Arts & Life Editor

At Denison, summer scholars get to explore their interests and direct their studies. This opportunity helped studio art majors Evelyn Kendix ’19 and Uyen (Kat) Tran ’17 develop new attitudes and methods to help them navigate their strengths and interests in their respective fields. Both of their summer research ended with exhibitions displayed on campus.

Kendix’s exhibition “The Last Thing” will be on display at the Bryant Art Gallery until Nov. 10.  Tran’s exhibition “Of Paper & Porcelain” will be on display at the Mulberry Mix Lab also until Nov. 10.

Kendix, an environmental studies and studio art double major, put her interdisciplinary studies to the test this summer. Her interest in nature and sculpting led to an interest in land art. She studied land art collections by artists like Andy Goldworthy, Ana Mendieta, Christo and Jeanne-Claude and Robert Smithson. She created structures using natural elements in the Denison Biological Reserve and recorded her works via photography. The photos were blown-up, printed and then hung in Bryant Arts Center.

In some of the photos, blades of grass were tied around a tree, looking like bandages that could somehow help the tree heal. In another photo she put many pieces of rock in a spiral formation on a tree stump. She also made rock cairns, or tiny stacks of rocks in a natural setting.

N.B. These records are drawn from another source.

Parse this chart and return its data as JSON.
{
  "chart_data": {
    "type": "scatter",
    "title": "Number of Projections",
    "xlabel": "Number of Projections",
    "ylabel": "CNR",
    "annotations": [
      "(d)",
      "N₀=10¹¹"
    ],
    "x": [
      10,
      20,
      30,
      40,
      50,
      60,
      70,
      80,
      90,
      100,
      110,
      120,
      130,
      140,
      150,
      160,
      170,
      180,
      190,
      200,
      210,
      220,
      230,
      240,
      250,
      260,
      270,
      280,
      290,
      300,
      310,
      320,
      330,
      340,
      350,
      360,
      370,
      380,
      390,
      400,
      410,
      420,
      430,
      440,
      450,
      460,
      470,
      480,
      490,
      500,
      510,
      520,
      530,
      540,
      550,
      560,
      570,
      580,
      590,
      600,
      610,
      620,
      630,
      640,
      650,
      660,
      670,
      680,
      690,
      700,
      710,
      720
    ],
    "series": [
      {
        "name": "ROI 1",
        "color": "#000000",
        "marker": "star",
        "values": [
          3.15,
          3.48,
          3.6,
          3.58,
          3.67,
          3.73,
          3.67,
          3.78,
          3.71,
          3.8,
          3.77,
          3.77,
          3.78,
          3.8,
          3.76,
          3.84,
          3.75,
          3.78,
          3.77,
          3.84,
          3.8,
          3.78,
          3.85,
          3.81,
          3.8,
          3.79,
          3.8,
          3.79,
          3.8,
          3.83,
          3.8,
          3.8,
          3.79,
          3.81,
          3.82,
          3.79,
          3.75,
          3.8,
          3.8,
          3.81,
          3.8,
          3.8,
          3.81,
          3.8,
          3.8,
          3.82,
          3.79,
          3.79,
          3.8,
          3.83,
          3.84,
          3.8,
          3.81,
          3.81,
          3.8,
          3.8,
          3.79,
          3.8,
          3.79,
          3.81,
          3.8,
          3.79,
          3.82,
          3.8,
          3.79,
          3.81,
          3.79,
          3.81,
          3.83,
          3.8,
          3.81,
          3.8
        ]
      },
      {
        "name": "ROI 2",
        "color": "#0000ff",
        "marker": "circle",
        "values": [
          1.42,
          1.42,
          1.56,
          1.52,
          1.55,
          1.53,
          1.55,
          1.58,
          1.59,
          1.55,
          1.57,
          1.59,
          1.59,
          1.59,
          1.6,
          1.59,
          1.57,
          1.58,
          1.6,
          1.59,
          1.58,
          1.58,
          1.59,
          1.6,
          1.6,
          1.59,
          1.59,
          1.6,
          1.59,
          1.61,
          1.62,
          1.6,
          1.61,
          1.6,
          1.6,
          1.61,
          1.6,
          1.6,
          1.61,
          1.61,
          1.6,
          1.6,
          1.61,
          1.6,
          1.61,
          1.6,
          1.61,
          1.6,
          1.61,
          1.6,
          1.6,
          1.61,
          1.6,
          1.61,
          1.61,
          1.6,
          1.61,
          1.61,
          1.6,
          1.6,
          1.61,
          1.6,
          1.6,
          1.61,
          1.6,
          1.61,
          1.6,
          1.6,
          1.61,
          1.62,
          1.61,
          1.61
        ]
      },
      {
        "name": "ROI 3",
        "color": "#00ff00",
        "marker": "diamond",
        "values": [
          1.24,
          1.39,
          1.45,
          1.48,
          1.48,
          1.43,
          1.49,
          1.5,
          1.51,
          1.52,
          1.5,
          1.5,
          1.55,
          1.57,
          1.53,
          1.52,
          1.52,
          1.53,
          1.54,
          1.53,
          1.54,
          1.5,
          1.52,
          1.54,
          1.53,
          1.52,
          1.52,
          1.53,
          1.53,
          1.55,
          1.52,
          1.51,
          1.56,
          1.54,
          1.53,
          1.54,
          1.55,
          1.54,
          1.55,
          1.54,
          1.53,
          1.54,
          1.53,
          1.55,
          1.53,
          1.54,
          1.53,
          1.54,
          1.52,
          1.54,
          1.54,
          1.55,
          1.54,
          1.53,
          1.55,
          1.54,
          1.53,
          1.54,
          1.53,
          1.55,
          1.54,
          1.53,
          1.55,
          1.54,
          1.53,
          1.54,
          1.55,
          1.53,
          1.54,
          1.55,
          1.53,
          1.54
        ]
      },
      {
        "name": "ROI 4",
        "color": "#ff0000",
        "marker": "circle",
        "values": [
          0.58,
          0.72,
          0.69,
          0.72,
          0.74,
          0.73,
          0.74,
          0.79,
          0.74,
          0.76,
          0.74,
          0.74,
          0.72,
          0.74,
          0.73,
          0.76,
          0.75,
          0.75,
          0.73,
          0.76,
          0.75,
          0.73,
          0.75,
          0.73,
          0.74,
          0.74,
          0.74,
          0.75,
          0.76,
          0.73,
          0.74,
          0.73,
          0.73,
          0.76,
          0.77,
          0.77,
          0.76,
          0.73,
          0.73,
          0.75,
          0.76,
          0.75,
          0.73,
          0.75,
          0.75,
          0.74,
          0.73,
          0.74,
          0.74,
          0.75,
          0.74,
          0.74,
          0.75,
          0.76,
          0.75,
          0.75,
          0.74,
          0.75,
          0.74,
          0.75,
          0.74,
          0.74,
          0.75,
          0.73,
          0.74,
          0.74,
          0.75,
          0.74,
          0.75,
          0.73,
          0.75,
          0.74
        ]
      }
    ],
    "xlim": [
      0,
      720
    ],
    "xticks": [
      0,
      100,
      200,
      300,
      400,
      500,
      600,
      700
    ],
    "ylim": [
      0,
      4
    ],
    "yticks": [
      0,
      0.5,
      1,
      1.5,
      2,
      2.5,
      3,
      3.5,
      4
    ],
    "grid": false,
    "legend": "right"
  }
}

To oppose the theme of nature and raise a central question, she wrapped maroon colored twine around a log. “The twine is the contrast to the grass ties. It is the inorganic vs. the organic,” said Kendix. This was her reflection of the artists Christo and Jeanne-Claude who put unnatural materials in nature to purposely create a juxtaposition. Kendix grappled with the question of whether it is possible to create natural, organic artwork.

This question stimulated questions of what kinds of mediums of land art can be pursued. Although she used photography for this project, she plans to discover alternatives in conveying land art. “I love the process I did and I love how the work turned out, but I think in the future I would love to pursue land art through painting,” Kendix said.

Her gallery opening had a successful turnout. Her perspectives of the natural and unnatural were well received last Thursday night. “Her collection captured the stillness and isolation of nature and its relation to human creation. Her focus on pattern and natural imperfection was such a stunning dichotomy,” said gallery attendee Emma Harms ’19.

The same night, Tran’s exhibition opened. Tran, who focuses her studies on sculpture, grappled with the challenges of translating material forms in “Of Paper & Porcelain.” As the title implies, the pieces in her exhibition are entirely made of paper and porcelain.

The porcelain sculptures were hung on the wall, looking like crumpled chunks of paper that manage to look sophisticated and elegant. Tran would originally create each piece in paper form.

“I wanted to explore ceramics and origami and the crossover and the ways in which they relate and don’t relate and how you can translate one to the other,” Tran said. 

However, the translation process did not always come out the way she intended.

“What you put it in the kiln and what comes out is not something you can necessarily predict,” Tran said. The more time she spent creating, the more she was able to embrace this unpredictability.

“It became less about perfection and more about seeing what happened…Basically, playing with experiments and being okay with the results,” said Tran.

The porcelain sculptures were imperfect as some portions looked compressed and other portions stuck out. However, gallery attendees saw meaning in Tran’s work.

“I think that the beauty of Kat’s exhibition is the way she made something so delicate appear so strong. The pieces were loud and powerful in spite of their super fragile nature,” Georgica Pettus ’19 said.

Kendix and Tran both faced adversity in their summer studies, but the outcome was a learning experience. Their interests became fully realized, as they can now dive deeper into them in the future. The exhibitions represent their hard work and learning experiences and can now be enjoyed by the public.